The DialogOrder.tsx question

Late in the arc, the modification to DialogOrder.tsx was challenged: “is this coupling addon infrastructure to the imaging-specific legacy code that the Layer 4 pilot was supposed to extract?”

Investigation showed: No. The modification is a single line in the cross-cutting submit handler (_FormData.listitems.push({...})) that runs for every typeForm, not imaging-specific code. The submit handler is shared infrastructure — adding addons: item.addons there is the correct layer. The Layer 4 imaging extraction (deferred) won’t need to touch this line.
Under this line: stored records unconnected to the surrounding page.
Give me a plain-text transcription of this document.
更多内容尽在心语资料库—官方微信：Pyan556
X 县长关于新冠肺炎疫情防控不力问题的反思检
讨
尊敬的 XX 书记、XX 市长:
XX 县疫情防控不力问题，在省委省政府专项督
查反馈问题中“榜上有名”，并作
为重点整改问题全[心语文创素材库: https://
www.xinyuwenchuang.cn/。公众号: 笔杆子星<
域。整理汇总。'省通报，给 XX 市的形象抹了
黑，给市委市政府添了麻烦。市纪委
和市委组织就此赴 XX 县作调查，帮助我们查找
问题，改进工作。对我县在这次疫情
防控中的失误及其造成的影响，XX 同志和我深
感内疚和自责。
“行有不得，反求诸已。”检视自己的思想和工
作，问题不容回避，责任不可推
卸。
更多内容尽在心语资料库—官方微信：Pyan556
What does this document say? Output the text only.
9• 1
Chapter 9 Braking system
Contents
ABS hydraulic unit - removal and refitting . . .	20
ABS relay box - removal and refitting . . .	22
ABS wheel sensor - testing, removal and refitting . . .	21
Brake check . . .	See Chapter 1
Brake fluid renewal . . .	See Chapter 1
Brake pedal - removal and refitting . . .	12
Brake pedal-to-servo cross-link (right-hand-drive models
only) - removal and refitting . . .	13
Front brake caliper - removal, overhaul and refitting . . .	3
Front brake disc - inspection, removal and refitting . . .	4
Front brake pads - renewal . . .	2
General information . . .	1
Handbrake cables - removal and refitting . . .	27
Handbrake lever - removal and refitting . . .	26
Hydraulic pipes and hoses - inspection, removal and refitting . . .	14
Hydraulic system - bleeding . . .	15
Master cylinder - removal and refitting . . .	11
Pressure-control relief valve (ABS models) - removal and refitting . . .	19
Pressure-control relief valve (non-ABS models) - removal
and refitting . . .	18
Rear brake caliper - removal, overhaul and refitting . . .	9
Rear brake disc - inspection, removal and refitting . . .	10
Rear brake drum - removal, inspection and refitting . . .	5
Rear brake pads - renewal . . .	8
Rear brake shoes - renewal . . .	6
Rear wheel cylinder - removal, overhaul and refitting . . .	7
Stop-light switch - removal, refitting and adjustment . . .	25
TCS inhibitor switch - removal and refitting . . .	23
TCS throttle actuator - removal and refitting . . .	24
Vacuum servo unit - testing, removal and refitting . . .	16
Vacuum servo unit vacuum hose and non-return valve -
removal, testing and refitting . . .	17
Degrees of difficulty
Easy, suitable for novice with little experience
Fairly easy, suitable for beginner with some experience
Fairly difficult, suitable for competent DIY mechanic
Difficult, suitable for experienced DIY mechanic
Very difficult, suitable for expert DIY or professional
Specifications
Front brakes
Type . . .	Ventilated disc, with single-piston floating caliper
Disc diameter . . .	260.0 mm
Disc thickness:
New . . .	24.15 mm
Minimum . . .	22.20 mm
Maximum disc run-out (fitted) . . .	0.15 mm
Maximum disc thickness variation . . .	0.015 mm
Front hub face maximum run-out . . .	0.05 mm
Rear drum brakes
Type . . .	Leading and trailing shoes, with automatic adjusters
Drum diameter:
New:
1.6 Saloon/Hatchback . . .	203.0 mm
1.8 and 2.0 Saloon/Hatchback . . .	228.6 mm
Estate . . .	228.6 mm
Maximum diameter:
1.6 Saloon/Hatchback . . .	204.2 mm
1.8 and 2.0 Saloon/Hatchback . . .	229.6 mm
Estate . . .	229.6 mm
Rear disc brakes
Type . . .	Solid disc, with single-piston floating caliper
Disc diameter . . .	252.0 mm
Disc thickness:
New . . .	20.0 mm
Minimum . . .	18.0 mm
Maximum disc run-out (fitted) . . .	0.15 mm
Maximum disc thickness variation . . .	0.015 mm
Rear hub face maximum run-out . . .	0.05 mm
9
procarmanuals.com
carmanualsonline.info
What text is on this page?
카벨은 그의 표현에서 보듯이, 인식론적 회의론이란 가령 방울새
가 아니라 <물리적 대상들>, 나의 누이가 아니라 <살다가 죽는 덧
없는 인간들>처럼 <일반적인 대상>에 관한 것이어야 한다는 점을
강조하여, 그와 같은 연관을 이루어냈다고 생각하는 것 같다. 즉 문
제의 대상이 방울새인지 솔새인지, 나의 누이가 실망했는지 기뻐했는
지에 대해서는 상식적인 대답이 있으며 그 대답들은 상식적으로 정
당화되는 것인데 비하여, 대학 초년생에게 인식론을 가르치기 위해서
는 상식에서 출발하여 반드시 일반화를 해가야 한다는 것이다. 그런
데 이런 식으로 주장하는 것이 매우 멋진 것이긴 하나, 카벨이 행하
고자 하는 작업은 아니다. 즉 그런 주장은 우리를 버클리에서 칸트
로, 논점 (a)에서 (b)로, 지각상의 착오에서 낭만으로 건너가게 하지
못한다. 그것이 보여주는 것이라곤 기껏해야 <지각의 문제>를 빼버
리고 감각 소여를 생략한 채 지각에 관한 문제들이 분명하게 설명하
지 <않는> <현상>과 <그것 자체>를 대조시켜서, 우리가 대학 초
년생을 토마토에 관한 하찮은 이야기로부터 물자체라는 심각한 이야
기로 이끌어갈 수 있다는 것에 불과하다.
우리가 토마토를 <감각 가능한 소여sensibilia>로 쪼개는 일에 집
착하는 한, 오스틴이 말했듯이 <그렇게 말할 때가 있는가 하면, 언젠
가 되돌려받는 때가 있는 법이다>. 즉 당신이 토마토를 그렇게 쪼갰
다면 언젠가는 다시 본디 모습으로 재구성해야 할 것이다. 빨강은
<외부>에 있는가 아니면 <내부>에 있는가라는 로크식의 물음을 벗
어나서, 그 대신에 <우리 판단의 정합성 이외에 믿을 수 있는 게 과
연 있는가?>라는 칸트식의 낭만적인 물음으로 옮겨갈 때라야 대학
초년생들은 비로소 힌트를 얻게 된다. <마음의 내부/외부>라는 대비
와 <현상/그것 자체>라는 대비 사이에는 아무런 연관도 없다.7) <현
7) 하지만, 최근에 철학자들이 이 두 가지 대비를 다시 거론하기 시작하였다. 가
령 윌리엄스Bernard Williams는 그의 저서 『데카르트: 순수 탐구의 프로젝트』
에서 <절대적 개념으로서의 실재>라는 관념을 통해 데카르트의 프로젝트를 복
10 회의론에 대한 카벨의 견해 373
The challenge itself was useful: it applied the same audit-before-action discipline to pushback, not just to agent claims. “This feels like it’s coupling to legacy code” was a confident claim from an unverified premise — the same shape of mistake the audit loop catches. Checking the actual diff (Possibility A vs B) resolved it in 5 seconds.


What shipped

Layer What Files
Backend entity OrderRequestItem.addons field OrderRequestItem.ts
Framework Types, registry, hook, barrel, wrapper components addons/ (7 files)
Reference addon Blood infection screening (NOT registered) addons/builtin/blood-infection-screening.tsx
Submit handler Generic addon pass-through DialogOrder.tsx (1 line)
Config bloodBankInfectionScreening flag hospital-config.ts
Admin UI Extension Guide page pages/admin/extension-guide/
Admin UI Addon Manager page (config toggles + preview) pages/admin/addon-manager/
Documentation Architecture doc (Part A + Part B + Audit Log) addons/README.md
Documentation EForm UX design doc EFORM_UX_DESIGN.md
Documentation This arc-history docs/architecture/extension-architecture-arc-history.md

What was explicitly NOT shipped

  • No auto-registered addons. The reference implementation exists as a file but is not in the registry. Registration happens when a real hospital wish lands.
  • No imaging extraction (Layer 4 pilot). Deferred — the framework doesn’t depend on it.
  • No zod. Hand-rolled type guards until usage justifies the dependency.
  • No admin-driven registration. Addons are code-defined. The Addon Manager page controls activation (config flags), not registration (which addons exist).
  • No lifecycle-stage attachment. “Must complete before status → X” requires workflow-action-handler changes that aren’t built.

The discipline that emerged

Audit before design. Every claim about existing code gets grepped before it influences a decision. “Sounds right” is not evidence.

Ship verified, defer imagined. Reference implementations are files, not features. Auto-registration creates the expectation of a feature. A file with a comment creates the expectation of a pattern.

Qualify scope. “X is true in service Y” not “X is true everywhere.” One observation is an observation, not a law.

Challenge your own pushback. “This feels wrong” is subject to the same verification standard as “this exists.” Check the diff before calling it debt.

Freeze the reasoning. Architecture docs record decisions. Arc-history docs record how the decisions were reached and which wrong paths were tried. Both are institutional memory; they serve different readers at different times.